Have you ever wondered how you can use the Entity Reference (ER) field as a View filter (properly) in Drupal 7? In this article I am going to show you a little tip for turning the ER field into a nice select list as a filter in Views (either for the admin or exposed to users).
Let’s say you have 2 content types: Articles and Basic Pages. On the Article nodes you have an ER field that references to Basic Pages. If you create a View of Articles that you want to filter by I don’t know what Basic Page, you may find yourself adding the ER field as a filter only to find you need to provide a number as the Basic Page you want the Articles to be filtered by. Whaaat? Well yes, you need to provide the ID of the Basic Page referenced on the Article node.
If your View filters only from the admin and this is enough, that’s all good and well. But what if you want to expose this filter to your visitors and let them select the name of the Basic Pages by which the Articles should get filtered? Like with taxonomy terms for instance. The answer to this problem is hidden somewhere in the field attributes on the content type. All you have to do is tick a box and the ER field becomes much more useful in Views.
So let’s get it going. Edit the ER field on the content type it is used (in our case Article: admin/structure/types/manage/article/fields/[your-field]
) and all the way down under Additional Behaviours, tick the box Render Views filters as select list
. Save the field and go back to your View. Now if you choose the same field for the filter, you will get a select list of the node titles referenced with that field. And now you can also expose it to your visitors to use it for filtering the results of your View.
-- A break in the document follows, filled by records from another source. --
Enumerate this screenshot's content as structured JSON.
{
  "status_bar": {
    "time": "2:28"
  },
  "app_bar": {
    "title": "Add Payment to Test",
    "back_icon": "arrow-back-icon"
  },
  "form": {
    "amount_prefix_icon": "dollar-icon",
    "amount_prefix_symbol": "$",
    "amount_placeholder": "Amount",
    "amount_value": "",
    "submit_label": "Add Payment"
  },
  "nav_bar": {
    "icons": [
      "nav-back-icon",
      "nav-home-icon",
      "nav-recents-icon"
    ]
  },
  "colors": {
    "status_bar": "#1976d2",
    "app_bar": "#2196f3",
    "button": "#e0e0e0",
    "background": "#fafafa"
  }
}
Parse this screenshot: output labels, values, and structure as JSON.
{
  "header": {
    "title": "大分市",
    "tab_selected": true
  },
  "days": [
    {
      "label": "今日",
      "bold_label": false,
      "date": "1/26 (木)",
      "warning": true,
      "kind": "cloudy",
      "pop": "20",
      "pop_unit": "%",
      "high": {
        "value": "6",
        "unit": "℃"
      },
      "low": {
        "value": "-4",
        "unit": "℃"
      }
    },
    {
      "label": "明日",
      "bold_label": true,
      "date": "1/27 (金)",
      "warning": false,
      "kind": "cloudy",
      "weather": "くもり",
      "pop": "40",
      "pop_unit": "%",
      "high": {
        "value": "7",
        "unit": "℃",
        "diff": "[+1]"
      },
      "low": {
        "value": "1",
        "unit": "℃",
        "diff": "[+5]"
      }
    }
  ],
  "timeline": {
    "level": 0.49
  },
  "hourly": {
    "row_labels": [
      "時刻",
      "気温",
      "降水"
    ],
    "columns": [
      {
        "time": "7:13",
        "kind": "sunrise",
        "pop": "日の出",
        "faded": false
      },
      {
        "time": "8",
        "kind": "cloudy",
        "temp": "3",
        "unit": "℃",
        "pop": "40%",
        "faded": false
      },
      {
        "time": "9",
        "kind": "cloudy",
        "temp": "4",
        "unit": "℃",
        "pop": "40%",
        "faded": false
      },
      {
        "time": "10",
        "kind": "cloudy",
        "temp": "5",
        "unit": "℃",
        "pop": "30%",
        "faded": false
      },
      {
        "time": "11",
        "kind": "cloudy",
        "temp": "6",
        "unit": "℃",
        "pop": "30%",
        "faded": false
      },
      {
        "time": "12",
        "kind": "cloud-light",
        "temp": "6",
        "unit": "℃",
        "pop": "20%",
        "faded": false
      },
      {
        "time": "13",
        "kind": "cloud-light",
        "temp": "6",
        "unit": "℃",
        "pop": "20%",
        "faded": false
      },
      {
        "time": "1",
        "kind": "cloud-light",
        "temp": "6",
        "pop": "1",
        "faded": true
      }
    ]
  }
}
Please take note though of the message you get below that checkbox. If you have more that 100 entities referenced with that field, it’s not a good idea to use it like this. Nor I assume is a size you’d like a select list (either for the Views admin or for your users) to be.
Hope this helps.

Daniel Sipos
Danny founded WEBOMELETTE in 2012 as a passion project, mostly writing about Drupal problems he faced day to day, as well as about new technologies and things that he thought other developers would find useful. Now he now manages a team of developers and designers, delivering quality products that make businesses successful.
Comments
The alternative is to use my
The alternative is to use my module
https://drupal.org/project/entityreference_filter
which shows selector filled by other view as the filter widget.
In reply to The alternative is to use my by Maxim (not verified)
Documentation
Maxim, why would anyone use a module with virtually no documentation? Instead of posting about it here, how about spending at least a few minutes documenting your module?
alternative
i tend to find it better to just add the relationship for the ER field, and access the desired fields (title, nid, whatever) to use as exposed filters that way. But this can be a useful quick tip when you know the list will be small.
Truly important hint
Daniel,
thanks a lot for this truly important hint! I spent quite a while trying to figure out was to do ... when I finally came across your post.
Cheers!
Awesome hint
Thank you danny for this great hint. I was wondering how this can be achieved. Great Hint.